The other problem is that the film takes a semi-Found Footage approach – not completely as there are often shots that don’t come from video feed, as well as a musical score added. This gives some severe limitations to the film – as many Found Footage films have discovered, the constant shakycam helps disguise many budgetary shortcomings that allow the film to have to show very little. That leads to the great disappointment of the film that [PLOT SPOILERS] despite enormous build-up to what is causing the radiation spikes and the possibility of life beneath the ice, the only reveal we get right at the end is a shakycam creature with tentacles that can only be clearly seen on a single paused frame of the replay.
What is missing is any of the conceptual possibility inherent in the idea of the meeting of different species, attempts to communicate with the alien or understand its biology that I was hoping the film would delve into. Europa Report ends up being like The Fourth Kind (2009), another quasi-Found Footage effort about alien abductions, which hinted at great mystery but in the end used the Found Footage approach only as smoke and mirrors to obscure the fact that it had an empty hand when revealing any answers. In other words, we have a film that is all promise and zero delivery.

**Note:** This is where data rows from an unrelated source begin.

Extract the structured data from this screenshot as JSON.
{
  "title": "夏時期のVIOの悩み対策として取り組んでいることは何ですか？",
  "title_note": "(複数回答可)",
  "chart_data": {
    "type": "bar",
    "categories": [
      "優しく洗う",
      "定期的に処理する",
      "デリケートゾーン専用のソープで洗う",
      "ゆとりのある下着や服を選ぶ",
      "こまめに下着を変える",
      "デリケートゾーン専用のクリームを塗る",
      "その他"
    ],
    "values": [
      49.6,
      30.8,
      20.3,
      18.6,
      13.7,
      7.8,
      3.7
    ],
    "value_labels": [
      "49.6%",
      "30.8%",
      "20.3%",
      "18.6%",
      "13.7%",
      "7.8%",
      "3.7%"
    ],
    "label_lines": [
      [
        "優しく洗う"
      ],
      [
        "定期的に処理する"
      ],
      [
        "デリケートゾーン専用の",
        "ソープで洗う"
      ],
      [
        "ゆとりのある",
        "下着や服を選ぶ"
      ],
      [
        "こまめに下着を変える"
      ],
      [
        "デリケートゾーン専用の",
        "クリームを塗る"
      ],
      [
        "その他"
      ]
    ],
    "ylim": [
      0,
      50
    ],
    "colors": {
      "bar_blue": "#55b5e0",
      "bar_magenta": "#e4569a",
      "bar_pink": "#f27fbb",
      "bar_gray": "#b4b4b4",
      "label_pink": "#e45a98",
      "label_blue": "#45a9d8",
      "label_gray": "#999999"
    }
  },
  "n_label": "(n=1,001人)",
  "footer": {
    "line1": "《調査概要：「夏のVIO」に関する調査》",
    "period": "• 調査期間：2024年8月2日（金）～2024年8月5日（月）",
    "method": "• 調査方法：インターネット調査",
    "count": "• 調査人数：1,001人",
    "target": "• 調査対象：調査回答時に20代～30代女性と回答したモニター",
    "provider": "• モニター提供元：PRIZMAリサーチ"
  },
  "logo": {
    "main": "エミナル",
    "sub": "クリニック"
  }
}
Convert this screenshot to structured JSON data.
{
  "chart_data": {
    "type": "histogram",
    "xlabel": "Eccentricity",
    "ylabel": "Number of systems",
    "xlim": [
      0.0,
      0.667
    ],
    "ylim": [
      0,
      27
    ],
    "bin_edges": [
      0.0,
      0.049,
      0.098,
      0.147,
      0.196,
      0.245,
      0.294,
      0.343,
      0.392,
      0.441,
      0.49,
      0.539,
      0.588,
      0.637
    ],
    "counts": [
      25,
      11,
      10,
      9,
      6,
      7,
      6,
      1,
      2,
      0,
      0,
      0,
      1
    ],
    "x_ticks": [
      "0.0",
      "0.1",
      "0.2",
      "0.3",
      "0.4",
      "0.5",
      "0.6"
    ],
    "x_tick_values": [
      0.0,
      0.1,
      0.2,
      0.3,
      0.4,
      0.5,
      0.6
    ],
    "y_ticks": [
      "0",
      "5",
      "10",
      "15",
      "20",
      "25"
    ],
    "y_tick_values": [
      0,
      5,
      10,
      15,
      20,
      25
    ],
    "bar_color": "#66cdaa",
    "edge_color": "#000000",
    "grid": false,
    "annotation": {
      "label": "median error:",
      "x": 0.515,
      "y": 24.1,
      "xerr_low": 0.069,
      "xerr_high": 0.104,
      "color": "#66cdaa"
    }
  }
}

The film certainly manages to bring together a more than reasonable international cast. There is Sharlto Coley, the South African actor from District 9 (2009), with American accent in place and looking the most regular and ruggedly all-American of the group. There are a number of faces that one failed to initially recognise – Embeth Davidtz as the mission head back on Earth; Michael Nyqvist from The Girl with the Dragon Tattoo (2009) as a grizzled Russian scientist who is falling apart; even Dan Fogler from Fanboys (2008) as a scientist. Not to mention Anamaria Marinca, the Romanian actress from 4 Months, 3 Weeks and 2 Days (2007), who plays a coolly androgynous East European astronaut.
Europa Report is the fifth film for Ecuadorian director Sebastian Cordero, the first he has made in English language. Cordero had previously gained some festival play with Cronicas (2004) about a news crew profiling a serial killer and Rage (2009) about a man on the run from a murder, and subsequent to this with Such is Life in the Tropics (2016).